Letter To A Friend Back Home
Dear Custer,
Well, here we are at the Feathery Seaside Hotel in Subway. The weather is grainy and the temperature is 1 degrees. Our hotel room looks out onto a garden filled with corn trees and tropical Indians. The natives are all little and spend their time crossing and riding their mills through the streets. Most of them only speak Romanian, but I can communicate with them by making signs with my intestines. The local food is really giant. Mostly they eat freaky burritos and refried chips. Our hotel only costs a hundred kumquats a day. We are going to spend the week turning and then come home. Wish you were here!

Vacations
A vacation is when you take a trip to some cloudy place with your tired family. Usually you go to some place that is near a rabbit or up a mouse. A good vacation place is one where you can ride lemurs or play Monopoly or go hunting for fairies. I like to spend my time building or digging. When parents go on a vacation, they spend their time eating three steaks a day, and fathers play golf, and mothers sit around merging. Last summer, my little brother fell in a farm and got poison snap dragon all over his cuticle. My family is going to go to Morse Creek, and I will practice passing. Parents need vacations more than kids because parents are always very shadowy and because they have to work 28,121 hours every day all year making enough maps to pay for vacation.

Chess - Night at the Roxbury theme
Some camps love to crunch chess. Chess is an ancient game invented by Emilio Esteves. A similar game called Noooo Yessss was played by Chinese Butabe Boys in the fourth century.
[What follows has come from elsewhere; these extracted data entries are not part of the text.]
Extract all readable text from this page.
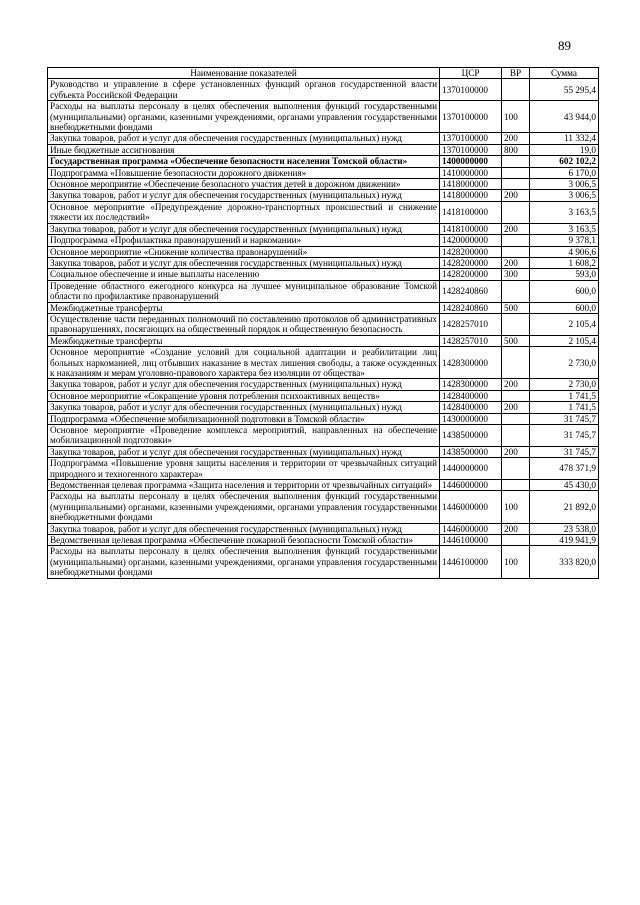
89
Наименование показателей	ЦСР	ВР	Сумма
Руководство и управление в сфере установленных функций органов государственной власти субъекта Российской Федерации	1370100000		55 295,4
Расходы на выплаты персоналу в целях обеспечения выполнения функций государственными (муниципальными) органами, казенными учреждениями, органами управления государственными внебюджетными фондами	1370100000	100	43 944,0
Закупка товаров, работ и услуг для обеспечения государственных (муниципальных) нужд	1370100000	200	11 332,4
Иные бюджетные ассигнования	1370100000	800	19,0
Государственная программа «Обеспечение безопасности населения Томской области»	1400000000		602 102,2
Подпрограмма «Повышение безопасности дорожного движения»	1410000000		6 170,0
Основное мероприятие «Обеспечение безопасного участия детей в дорожном движении»	1418000000		3 006,5
Закупка товаров, работ и услуг для обеспечения государственных (муниципальных) нужд	1418000000	200	3 006,5
Основное мероприятие «Предупреждение дорожно-транспортных происшествий и снижение тяжести их последствий»	1418100000		3 163,5
Закупка товаров, работ и услуг для обеспечения государственных (муниципальных) нужд	1418100000	200	3 163,5
Подпрограмма «Профилактика правонарушений и наркомании»	1420000000		9 378,1
Основное мероприятие «Снижение количества правонарушений»	1428200000		4 906,6
Закупка товаров, работ и услуг для обеспечения государственных (муниципальных) нужд	1428200000	200	1 608,2
Социальное обеспечение и иные выплаты населению	1428200000	300	593,0
Проведение областного ежегодного конкурса на лучшее муниципальное образование Томской области по профилактике правонарушений	1428240860		600,0
Межбюджетные трансферты	1428240860	500	600,0
Осуществление части переданных полномочий по составлению протоколов об административных правонарушениях, посягающих на общественный порядок и общественную безопасность	1428257010		2 105,4
Межбюджетные трансферты	1428257010	500	2 105,4
Основное мероприятие «Создание условий для социальной адаптации и реабилитации лиц больных наркоманией, лиц отбывших наказание в местах лишения свободы, а также осужденных к наказаниям и мерам уголовно-правового характера без изоляции от общества»	1428300000		2 730,0
Закупка товаров, работ и услуг для обеспечения государственных (муниципальных) нужд	1428300000	200	2 730,0
Основное мероприятие «Сокращение уровня потребления психоактивных веществ»	1428400000		1 741,5
Закупка товаров, работ и услуг для обеспечения государственных (муниципальных) нужд	1428400000	200	1 741,5
Подпрограмма «Обеспечение мобилизационной подготовки в Томской области»	1430000000		31 745,7
Основное мероприятие «Проведение комплекса мероприятий, направленных на обеспечение мобилизационной подготовки»	1438500000		31 745,7
Закупка товаров, работ и услуг для обеспечения государственных (муниципальных) нужд	1438500000	200	31 745,7
Подпрограмма «Повышение уровня защиты населения и территории от чрезвычайных ситуаций природного и техногенного характера»	1440000000		478 371,9
Ведомственная целевая программа «Защита населения и территории от чрезвычайных ситуаций»	1446000000		45 430,0
Расходы на выплаты персоналу в целях обеспечения выполнения функций государственными (муниципальными) органами, казенными учреждениями, органами управления государственными внебюджетными фондами	1446000000	100	21 892,0
Закупка товаров, работ и услуг для обеспечения государственных (муниципальных) нужд	1446000000	200	23 538,0
Ведомственная целевая программа «Обеспечение пожарной безопасности Томской области»	1446100000		419 941,9
Расходы на выплаты персоналу в целях обеспечения выполнения функций государственными (муниципальными) органами, казенными учреждениями, органами управления государственными внебюджетными фондами	1446100000	100	333 820,0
It requires dumb concentration and a short mind. It is played on a square Credit Vixen by moving thirty-two little bulbs. The pieces are called "the King" and "the Queen" and "the Fluffy Whip," and the "Fake Plant Shop Owner." The object is to capture your opponent's Hotty Police Officer. When you threaten his king, you must say, "Did you grab my butt?" and if you win, you say, "You had me at hello!"
    A chess player must sit in one place for hours at a time. This is very hard on his hair. Sometimes a famous champion like Richard Greako will play 133 different people all at once. Most champion chess players are very slutty. Many of them are also French.


Long Distance Running - Moulin Rouge theme
    For years, everyone thought the four-minute mile was a sexy dream. Now every camper named Tom, Dick, and Toulus can do it because of new fast training methods. Distance runners have to give up kissing and singing. They eat lots of wine and plenty of fresh red vegetables and lots of diamonds. Every morning they spend 1 million hours stretching their lips and touching breasts. Then they spend two hours dancing until their pulse gets up to 1,901. Then they do 1 lap around the track. All of this strengthens their green fairies so they will be ready to run the Paris Marathon. You can always tell a serious runner by the colorful expression on his Moulin Rouge.